I enjoy being an individual, but I enjoy having to defend my personality every day. For some reason these are always issues people want to change my mind on. I don’t feel like I’m hurting anyone, I don’t try to push my perspective onto others, but I’m continually being told that I’m wrong or that I’ll change my mind.
I’ve been a vegetarian by choice since I was three. So when people try to change my mind, it’s sort of humorous, like all of a sudden I’m just going to change that core belief just because someone says “bacon is amaaaazing.” I say more meat for you, so why try to change me? People always have a hard time understanding, “How do you live without meat??” quite happily actually. I don’t remember what it tastes like and have no desire for it. It’s a hard one to explain, because I don’t know how to convey the disgust. I usually ask people if they’d be willing to eat a human tongue or a cat for reference.

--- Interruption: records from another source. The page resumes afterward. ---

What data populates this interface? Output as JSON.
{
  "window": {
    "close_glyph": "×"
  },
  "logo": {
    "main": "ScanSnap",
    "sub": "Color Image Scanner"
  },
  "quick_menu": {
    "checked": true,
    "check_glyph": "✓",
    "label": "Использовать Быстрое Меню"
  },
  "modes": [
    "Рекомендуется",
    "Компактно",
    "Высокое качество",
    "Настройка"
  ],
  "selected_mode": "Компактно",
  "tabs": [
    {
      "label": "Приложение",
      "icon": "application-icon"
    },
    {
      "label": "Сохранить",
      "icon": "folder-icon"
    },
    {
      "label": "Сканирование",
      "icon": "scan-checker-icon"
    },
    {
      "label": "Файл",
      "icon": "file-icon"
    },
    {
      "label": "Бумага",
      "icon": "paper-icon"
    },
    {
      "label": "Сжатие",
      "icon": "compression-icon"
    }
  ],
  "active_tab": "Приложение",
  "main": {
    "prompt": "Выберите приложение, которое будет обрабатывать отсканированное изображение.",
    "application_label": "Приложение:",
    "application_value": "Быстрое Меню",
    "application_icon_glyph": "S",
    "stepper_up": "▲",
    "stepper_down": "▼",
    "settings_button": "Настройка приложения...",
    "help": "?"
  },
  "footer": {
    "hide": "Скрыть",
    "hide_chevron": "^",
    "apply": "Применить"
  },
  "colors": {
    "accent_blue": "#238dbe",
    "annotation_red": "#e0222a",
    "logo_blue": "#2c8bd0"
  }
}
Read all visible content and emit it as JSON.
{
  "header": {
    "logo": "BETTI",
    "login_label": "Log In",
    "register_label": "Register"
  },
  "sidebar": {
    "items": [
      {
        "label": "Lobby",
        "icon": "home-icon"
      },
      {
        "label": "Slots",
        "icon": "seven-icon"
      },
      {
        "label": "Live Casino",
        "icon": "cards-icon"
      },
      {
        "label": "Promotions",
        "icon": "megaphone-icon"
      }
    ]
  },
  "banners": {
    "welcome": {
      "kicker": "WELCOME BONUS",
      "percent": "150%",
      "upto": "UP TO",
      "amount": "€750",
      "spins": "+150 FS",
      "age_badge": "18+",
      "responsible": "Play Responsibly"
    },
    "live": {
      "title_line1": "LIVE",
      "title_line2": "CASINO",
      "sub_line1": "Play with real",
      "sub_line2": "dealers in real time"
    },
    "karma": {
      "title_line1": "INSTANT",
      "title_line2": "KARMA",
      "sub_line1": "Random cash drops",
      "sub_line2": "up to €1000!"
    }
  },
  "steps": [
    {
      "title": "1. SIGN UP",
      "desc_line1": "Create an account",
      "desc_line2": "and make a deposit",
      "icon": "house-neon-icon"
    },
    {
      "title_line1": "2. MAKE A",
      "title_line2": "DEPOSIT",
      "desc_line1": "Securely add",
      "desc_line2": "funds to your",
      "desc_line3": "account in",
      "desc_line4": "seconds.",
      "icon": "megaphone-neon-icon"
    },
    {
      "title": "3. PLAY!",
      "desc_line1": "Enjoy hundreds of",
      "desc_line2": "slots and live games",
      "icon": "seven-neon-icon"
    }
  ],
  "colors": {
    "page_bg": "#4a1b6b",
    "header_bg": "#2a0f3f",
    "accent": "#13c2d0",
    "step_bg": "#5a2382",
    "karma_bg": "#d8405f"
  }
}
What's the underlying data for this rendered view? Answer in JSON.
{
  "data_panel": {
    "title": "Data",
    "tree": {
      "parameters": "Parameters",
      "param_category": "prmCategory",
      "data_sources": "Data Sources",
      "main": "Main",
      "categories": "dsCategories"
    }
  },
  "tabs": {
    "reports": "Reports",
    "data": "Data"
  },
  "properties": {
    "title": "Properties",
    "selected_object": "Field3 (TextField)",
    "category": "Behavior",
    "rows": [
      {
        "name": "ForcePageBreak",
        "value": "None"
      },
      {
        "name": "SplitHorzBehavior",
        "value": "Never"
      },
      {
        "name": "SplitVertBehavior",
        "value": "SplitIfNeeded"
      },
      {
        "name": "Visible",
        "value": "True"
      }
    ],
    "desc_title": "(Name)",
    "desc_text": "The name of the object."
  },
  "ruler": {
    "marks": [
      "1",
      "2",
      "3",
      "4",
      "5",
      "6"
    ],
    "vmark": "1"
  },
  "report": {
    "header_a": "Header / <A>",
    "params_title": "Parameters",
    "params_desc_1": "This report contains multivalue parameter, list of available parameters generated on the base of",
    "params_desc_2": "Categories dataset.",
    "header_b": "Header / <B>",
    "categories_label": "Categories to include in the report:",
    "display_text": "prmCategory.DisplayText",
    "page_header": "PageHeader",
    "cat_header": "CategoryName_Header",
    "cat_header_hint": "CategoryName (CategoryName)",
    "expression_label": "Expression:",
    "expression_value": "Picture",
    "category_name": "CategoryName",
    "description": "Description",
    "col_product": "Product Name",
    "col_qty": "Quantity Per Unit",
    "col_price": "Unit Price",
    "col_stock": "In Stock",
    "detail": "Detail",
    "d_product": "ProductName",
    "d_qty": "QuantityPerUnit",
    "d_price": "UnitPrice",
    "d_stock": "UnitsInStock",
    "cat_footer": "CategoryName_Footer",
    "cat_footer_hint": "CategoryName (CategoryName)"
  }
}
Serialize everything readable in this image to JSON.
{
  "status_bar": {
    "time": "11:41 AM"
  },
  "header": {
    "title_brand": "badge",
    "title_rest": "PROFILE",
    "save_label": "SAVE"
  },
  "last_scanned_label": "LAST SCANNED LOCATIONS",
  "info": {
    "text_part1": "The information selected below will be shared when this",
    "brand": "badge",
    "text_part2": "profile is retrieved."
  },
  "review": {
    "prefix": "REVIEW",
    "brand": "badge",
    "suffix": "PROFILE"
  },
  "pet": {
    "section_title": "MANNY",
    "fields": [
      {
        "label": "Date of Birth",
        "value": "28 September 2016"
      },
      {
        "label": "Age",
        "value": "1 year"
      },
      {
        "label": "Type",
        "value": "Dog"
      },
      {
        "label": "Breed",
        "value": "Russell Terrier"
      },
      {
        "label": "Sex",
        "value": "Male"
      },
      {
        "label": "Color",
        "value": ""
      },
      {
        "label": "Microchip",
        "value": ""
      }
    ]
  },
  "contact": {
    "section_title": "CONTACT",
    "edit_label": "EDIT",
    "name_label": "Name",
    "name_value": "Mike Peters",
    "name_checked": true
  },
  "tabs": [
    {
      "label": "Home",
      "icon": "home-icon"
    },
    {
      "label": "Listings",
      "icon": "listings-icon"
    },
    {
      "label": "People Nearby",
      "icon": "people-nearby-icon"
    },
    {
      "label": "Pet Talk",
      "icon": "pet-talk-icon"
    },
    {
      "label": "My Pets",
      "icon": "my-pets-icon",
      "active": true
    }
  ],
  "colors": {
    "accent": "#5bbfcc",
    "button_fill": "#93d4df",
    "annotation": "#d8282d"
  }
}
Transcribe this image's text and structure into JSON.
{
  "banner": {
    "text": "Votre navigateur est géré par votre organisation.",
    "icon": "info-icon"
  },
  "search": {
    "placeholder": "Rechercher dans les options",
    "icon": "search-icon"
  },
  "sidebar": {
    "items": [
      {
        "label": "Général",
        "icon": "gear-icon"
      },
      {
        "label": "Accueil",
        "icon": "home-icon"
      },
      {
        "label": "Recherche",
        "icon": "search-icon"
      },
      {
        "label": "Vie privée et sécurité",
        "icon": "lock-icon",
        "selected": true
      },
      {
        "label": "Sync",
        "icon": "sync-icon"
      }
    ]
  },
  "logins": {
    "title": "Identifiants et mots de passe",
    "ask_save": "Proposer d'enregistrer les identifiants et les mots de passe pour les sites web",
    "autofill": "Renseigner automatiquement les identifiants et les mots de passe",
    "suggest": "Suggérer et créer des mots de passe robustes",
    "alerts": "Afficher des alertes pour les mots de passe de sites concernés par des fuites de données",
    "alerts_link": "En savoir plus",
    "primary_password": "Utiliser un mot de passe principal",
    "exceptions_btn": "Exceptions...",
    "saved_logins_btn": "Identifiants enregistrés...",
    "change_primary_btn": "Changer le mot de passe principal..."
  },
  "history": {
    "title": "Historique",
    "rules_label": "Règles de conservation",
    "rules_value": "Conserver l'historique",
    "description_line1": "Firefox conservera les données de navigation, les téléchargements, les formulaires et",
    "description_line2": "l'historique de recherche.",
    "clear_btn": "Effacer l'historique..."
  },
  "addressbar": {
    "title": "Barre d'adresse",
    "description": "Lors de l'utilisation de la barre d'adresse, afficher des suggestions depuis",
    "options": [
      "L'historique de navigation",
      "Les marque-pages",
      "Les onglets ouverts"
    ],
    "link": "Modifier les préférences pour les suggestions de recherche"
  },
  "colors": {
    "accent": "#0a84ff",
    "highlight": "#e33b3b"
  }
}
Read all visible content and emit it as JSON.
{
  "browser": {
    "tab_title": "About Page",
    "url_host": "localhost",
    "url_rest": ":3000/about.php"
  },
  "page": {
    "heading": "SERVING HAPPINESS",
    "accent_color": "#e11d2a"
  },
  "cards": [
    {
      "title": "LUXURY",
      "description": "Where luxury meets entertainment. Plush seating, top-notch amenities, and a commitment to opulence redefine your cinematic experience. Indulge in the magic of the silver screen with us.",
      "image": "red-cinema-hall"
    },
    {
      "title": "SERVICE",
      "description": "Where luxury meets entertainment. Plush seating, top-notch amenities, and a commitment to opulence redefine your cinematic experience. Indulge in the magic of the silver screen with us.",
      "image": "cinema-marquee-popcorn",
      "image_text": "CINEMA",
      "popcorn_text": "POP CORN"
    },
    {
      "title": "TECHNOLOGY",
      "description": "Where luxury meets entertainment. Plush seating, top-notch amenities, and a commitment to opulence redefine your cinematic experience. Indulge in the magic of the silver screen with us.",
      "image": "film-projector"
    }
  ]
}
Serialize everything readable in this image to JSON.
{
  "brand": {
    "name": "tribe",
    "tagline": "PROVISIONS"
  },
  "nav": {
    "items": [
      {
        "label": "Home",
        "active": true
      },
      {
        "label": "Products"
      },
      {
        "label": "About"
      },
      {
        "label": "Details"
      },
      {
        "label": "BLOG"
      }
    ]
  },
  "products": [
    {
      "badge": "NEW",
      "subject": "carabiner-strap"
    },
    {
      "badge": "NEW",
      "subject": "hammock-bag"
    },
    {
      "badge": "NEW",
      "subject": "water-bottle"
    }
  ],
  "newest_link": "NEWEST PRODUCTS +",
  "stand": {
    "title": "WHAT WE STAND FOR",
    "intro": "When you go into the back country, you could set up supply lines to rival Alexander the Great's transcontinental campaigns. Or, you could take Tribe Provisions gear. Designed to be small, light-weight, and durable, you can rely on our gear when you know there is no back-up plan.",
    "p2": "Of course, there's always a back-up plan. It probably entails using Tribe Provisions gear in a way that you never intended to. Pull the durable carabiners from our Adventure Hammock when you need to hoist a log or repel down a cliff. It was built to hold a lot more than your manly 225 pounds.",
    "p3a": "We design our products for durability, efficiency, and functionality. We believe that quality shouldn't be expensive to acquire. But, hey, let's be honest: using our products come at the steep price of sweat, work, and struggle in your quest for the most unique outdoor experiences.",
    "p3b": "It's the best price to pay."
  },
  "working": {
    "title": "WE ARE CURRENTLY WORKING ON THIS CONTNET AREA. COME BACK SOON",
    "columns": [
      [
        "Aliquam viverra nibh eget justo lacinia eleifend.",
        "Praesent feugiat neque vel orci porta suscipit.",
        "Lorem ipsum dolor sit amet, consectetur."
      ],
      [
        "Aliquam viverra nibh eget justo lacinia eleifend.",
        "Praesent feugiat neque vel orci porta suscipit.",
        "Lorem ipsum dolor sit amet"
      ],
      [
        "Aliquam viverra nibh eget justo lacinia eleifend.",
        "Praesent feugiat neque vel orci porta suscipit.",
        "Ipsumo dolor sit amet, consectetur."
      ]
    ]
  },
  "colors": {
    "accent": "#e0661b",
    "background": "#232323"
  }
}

People are always trying to get me to drink or tell me I just haven’t found the right kind. It feels reminiscent of being told eventually I’ll find the right man, I don’t need to drink so it’s not important to find the perfect beverage to come sweep me off my sober. Sometimes I think about telling people I’m a recovering alcoholic just so they’ll leave the subject alone.
People are always laughing when I say I don’t want to get pregnant, laughing harder when I say it’s an actual phobia. Yes it’s an actual phobia and no I’m not alone. “You’ll feel different.” As this has been something that has horrified me since I was young, I don’t think so. I know myself, I know what I can handle and what I can’t. Interestingly, people get just as upset when I say I don’t like to cook.
“Women are made for that.” That doesn’t mean I have to or should. It doesn’t make me any less of a woman. “What would you do if you got pregnant today?” That one is hard to answer because people think it’s a funny question, like they’re playing truth or dare. My fear of snakes seems to be much more justified even though I consider that to be the more ridiculous fear.
God is the one subject people don’t push too much, because it’s something I don’t bring up an awful lot. I don’t talk about my relationship with the universe, my candles and my chanting. I keep my rituals to myself because I don’t like seeing that scrunched up face people get when they hear something foreign.
These are the best parts of me and I often feel like I need to hide them to make everyone else comfortable so they don’t make me uncomfortable.